Yeah. I did it. I finished Sophie's Choice. It's basically the saddest book ever, so this will be gif-heavy to try to balance the Holocaust + domestic abuse goin' on. First: HURRAY IT'S DONE!

But then there's also the whole "Oh it's done." *sadface* Because, and despite what I am going to say regarding its IMMENSE SADNESS, it is amazing. William Styron is a Writer Who Can Write. He's all "LOOK AT THE MAGICAL MIXTURE I MAKE WITH WORDS! I have a CRAFT and I do it well." He kiind of reminds me of Nabokov (whose autobiography I still have to read this year), because both pay SUCH careful attention to which words they're going to use, so you never feel like they were just trying to use whatever to communicate an idea — no, each word is important and chosen for a reason.

This can also be maddening because, knowing that, it can take forever to read if you really want to appreciate it.

Oh, right, what is Sophie's Choice about. Essentially it's William Styron as the narrator, talking about the summer of 1947 when at age 22, living in Brooklyn and trying to be a writer, he met a woman (Sophie) and her boyfriend (Nathan). It pretty much alternates between Sophie being beaten up by Nathan when he goes into a schizophrenic rage, and her telling Styron (or "Stingo" as he's nicknamed for some reason he outlines early on) about her time in Auschwitz.

Yeah, Auschwitz.

It's pretty much a Holocaust book. I don't even know how to begin to do it justice, because I'm not one of those bloggers who likes to, y'know, "think" before she writes things down, but basically when you finish the book, despite every page being something hugely sad, you feel like you've learned and experienced a stunning amount.
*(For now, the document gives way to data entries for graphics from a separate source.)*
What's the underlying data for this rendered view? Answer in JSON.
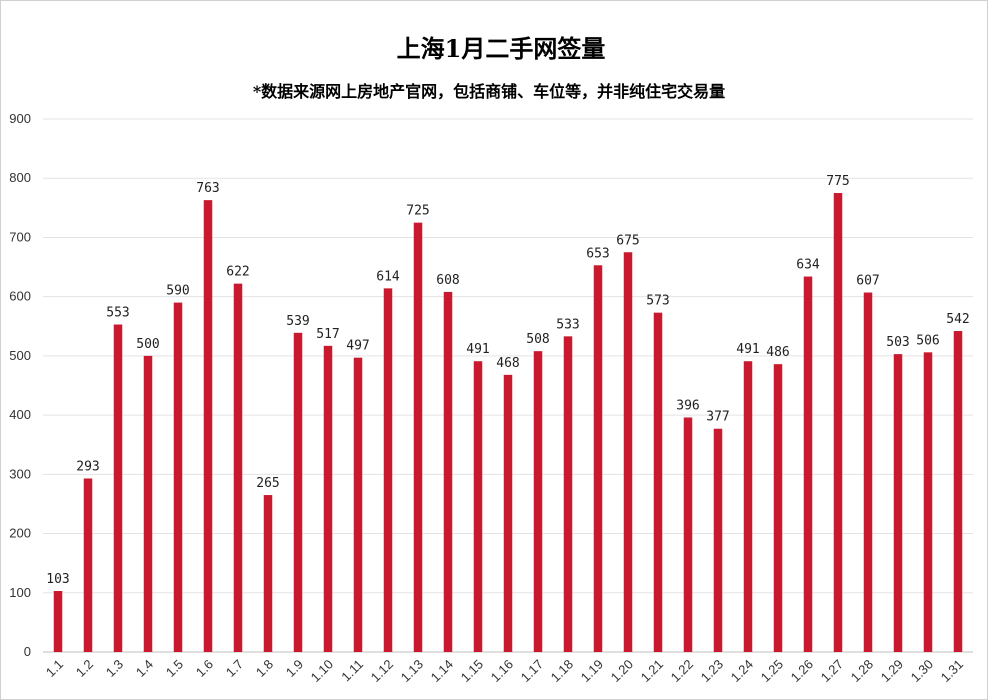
{
  "chart_data": {
    "type": "bar",
    "title": "上海1月二手网签量",
    "subtitle": "*数据来源网上房地产官网，包括商铺、车位等，并非纯住宅交易量",
    "xlabel": "",
    "ylabel": "",
    "ylim": [
      0,
      900
    ],
    "yticks": [
      0,
      100,
      200,
      300,
      400,
      500,
      600,
      700,
      800,
      900
    ],
    "grid": true,
    "legend": "none",
    "bar_color": "#c8192e",
    "categories": [
      "1.1",
      "1.2",
      "1.3",
      "1.4",
      "1.5",
      "1.6",
      "1.7",
      "1.8",
      "1.9",
      "1.10",
      "1.11",
      "1.12",
      "1.13",
      "1.14",
      "1.15",
      "1.16",
      "1.17",
      "1.18",
      "1.19",
      "1.20",
      "1.21",
      "1.22",
      "1.23",
      "1.24",
      "1.25",
      "1.26",
      "1.27",
      "1.28",
      "1.29",
      "1.30",
      "1.31"
    ],
    "values": [
      103,
      293,
      553,
      500,
      590,
      763,
      622,
      265,
      539,
      517,
      497,
      614,
      725,
      608,
      491,
      468,
      508,
      533,
      653,
      675,
      573,
      396,
      377,
      491,
      486,
      634,
      775,
      607,
      503,
      506,
      542
    ]
  }
}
I finished it on the El last night headed back into Chicago, and I just kind of...sat there after closing it. And then thought about how much more I felt like I knew, about the camps and human experience and just — damn, it's an amazing book.
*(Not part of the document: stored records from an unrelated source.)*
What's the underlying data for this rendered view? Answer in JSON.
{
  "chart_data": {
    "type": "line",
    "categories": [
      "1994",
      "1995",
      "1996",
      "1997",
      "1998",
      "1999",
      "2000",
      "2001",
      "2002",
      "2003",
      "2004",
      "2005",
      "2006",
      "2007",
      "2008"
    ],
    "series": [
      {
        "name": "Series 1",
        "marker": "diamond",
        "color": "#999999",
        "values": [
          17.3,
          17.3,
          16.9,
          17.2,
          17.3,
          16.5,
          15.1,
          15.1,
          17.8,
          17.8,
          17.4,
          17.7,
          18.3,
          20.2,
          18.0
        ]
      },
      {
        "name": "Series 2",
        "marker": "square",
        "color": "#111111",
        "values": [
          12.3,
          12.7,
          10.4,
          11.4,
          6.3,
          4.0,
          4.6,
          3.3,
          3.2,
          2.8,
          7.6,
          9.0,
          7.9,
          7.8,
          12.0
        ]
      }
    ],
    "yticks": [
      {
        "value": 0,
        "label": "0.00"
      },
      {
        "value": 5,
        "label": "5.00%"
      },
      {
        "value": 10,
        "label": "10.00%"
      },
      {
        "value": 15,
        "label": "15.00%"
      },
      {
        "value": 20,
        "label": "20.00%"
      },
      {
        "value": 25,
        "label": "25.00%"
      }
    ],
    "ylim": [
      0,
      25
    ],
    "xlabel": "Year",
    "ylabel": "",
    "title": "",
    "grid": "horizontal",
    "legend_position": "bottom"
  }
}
True, this will be you every 50 pages or so:

But it's worth it.

Towards the end, Sophie recounts a scene with a Jewish resistance fighter, who speaks of encountering a hostile Polish Resistance group:
"He looked at Wanda, filled with this rage and despair, and said, 'Three pistols I get, and sneers and laughter, to hold off twenty thousand Nazi troops. In the name of God, what is happening?'"
World War II was seventy years ago, which is NOT LONG AGO ENOUGH. At the very least, this book allows you space to contemplate how on EARTH that atrocity happened. How did we allow that? And by immersing yourself in it, you are able to leave the comfort and relative peace of your surroundings and solidify in your mind the knowledge that we cannot allow it to happen again.